La consultation prévue en juin à propos du changement de zonage que souhaite l’Université de Sherbrooke au Parc Innovation est reportée au mois de septembre.

Parc Innovation : Une consultation en septembre

Le zonage du Parc Innovation de l’Université de Sherbrooke fera l’objet d’une consultation publique le 24 septembre. Celle-ci était initialement attendue en juin. Entre-temps, l’Université ouvrira les soumissions pour son laboratoire d’hydraulique vendredi.

Présenté comme un « quartier expérimental », qui se trouverait dans le Parc Innovation, situé entre l’école du Triolet et le chemin Sainte-Catherine, le projet vise à changer le zonage industriel du parc pour lui donner la même vocation que le campus principal. Le concept de work, live and play, où il serait possible de se loger, de travailler, d’étudier et de se divertir, avait été évoqué en début d’année.

Le vice-recteur adjoint de l’Université de Sherbrooke, Jacques Viens, précise qu’il n’est pas question d’ajouter des résidences étudiantes sur le campus. « Nous voulons simplement une plus grande marge de manœuvre. Nous ne nous lançons pas dans le développement résidentiel d’envergure. »

Le projet nécessite une modification au schéma d’aménagement. Un changement de zonage devra ensuite être entrepris.

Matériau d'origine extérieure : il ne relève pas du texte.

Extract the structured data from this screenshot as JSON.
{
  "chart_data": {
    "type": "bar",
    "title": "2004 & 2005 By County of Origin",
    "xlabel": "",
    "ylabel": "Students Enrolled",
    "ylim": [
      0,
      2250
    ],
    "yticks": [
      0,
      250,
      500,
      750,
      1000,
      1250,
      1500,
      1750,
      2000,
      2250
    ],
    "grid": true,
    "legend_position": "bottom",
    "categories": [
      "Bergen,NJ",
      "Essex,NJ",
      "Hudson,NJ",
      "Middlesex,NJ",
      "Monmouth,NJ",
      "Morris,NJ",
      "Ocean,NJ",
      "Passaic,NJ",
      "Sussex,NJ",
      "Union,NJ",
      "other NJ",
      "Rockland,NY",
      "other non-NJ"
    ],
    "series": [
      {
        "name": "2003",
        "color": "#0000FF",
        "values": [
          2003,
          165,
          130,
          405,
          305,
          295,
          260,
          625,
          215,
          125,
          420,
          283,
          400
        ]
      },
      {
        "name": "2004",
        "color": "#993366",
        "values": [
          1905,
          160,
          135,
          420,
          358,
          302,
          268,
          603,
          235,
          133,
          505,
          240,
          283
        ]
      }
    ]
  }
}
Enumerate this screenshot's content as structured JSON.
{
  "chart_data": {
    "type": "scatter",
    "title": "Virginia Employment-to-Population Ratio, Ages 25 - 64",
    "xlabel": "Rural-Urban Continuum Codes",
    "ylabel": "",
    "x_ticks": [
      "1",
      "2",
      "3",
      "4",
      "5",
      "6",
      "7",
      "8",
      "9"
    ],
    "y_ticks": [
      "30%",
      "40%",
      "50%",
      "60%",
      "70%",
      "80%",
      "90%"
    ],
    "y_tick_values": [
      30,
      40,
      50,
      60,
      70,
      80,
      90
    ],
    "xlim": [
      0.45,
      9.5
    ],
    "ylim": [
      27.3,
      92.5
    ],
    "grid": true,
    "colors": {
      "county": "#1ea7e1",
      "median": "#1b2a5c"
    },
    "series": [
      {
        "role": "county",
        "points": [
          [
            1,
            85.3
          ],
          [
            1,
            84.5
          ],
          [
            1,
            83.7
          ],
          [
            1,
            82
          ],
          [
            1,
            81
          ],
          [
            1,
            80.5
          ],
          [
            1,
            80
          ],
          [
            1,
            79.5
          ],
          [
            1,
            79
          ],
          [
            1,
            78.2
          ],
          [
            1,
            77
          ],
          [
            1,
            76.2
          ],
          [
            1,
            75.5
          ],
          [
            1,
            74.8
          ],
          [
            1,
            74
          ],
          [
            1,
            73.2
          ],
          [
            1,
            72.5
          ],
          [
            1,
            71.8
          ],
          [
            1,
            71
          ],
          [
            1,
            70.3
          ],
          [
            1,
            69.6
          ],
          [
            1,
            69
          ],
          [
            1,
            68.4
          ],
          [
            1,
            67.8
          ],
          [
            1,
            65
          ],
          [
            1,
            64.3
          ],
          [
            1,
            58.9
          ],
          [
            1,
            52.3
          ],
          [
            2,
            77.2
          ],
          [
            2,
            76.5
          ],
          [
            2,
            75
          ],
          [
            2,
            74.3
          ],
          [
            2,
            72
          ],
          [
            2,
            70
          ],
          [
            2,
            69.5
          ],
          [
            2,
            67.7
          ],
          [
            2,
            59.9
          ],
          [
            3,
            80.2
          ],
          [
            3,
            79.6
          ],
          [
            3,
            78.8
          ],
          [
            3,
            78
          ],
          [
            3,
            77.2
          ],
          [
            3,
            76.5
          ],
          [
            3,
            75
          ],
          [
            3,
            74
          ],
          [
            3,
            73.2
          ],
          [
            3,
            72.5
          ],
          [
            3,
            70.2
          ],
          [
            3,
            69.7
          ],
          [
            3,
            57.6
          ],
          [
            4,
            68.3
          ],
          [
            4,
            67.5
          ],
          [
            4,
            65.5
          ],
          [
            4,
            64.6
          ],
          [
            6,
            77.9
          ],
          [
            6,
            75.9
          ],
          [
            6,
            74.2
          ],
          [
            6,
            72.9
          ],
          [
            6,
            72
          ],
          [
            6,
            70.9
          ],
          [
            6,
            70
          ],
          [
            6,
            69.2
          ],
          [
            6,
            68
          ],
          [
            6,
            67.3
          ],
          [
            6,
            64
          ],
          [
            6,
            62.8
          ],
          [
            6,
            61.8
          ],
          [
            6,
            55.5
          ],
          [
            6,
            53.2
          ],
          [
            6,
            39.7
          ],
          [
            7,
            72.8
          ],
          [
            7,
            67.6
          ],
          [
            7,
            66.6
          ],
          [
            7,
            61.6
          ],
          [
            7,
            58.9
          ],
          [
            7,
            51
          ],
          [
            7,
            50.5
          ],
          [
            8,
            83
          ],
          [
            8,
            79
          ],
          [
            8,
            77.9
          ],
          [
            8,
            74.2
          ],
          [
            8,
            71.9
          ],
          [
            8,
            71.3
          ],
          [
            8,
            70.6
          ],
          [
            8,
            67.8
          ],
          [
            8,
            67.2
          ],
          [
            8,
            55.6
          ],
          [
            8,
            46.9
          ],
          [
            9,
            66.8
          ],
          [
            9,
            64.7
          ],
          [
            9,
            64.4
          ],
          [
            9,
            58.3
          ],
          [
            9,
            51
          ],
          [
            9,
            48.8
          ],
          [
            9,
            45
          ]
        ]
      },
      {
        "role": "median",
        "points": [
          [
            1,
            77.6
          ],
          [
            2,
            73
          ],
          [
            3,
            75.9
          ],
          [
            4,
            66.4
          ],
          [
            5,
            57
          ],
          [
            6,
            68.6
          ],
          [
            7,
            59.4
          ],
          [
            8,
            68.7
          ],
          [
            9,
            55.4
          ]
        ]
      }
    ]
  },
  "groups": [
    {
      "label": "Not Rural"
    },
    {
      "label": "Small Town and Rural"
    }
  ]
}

Le président du comité consultatif d’urbanisme, Vincent Boutin, confirme qu’à la suite de la consultation publique tenue en avril, les modifications au schéma d’aménagement devraient être entérinées au conseil municipal du 20 août. La Ville attend cette étape avant de procéder avec le changement de zonage.

En mai, un plan concept présentant 26 nouveaux lots sur le terrain appartenant à l’Université de Sherbrooke a été déposé à l’hôtel de ville. On y aperçoit l’emplacement réservé pour le parc solaire, à côté du 3iT, et pour le laboratoire d’hydraulique, à l’extrémité sud-est du terrain, à proximité des terrains de soccer. Ceux-ci demeureront intacts.

Le directeur général à la planification et au développement des immeubles de l’Université de Sherbrooke, Michel Parent, confirme les lots choisis mais indique qu’il est encore trop tôt pour commenter le projet. Il précise que le campus pourrait ne jamais voir le jour sous la forme illustrée dans le plan concept. « Le document demeure un document de travail. Les deux bâtiments projetés seront à peu près aux endroits ciblés, mais ils pourraient influencer le reste du projet. Nous sommes en chantier pour le parc solaire et nous ouvrirons les appels d’offres pour le laboratoire vendredi. Quand nous aurons terminé les deux, nous verrons pour la suite. »

Jacques Viens précise que le schéma est très préliminaire. « Nous voulons faire des partenariats de recherche avec des entreprises. Nous ne connaissons pas du tout l’ampleur des bâtiments à construire. Nous verrons au fur et à mesure que nous déposerons des projets. L’objectif est de pouvoir faire tout ce qu’on fait déjà sur le campus principal. »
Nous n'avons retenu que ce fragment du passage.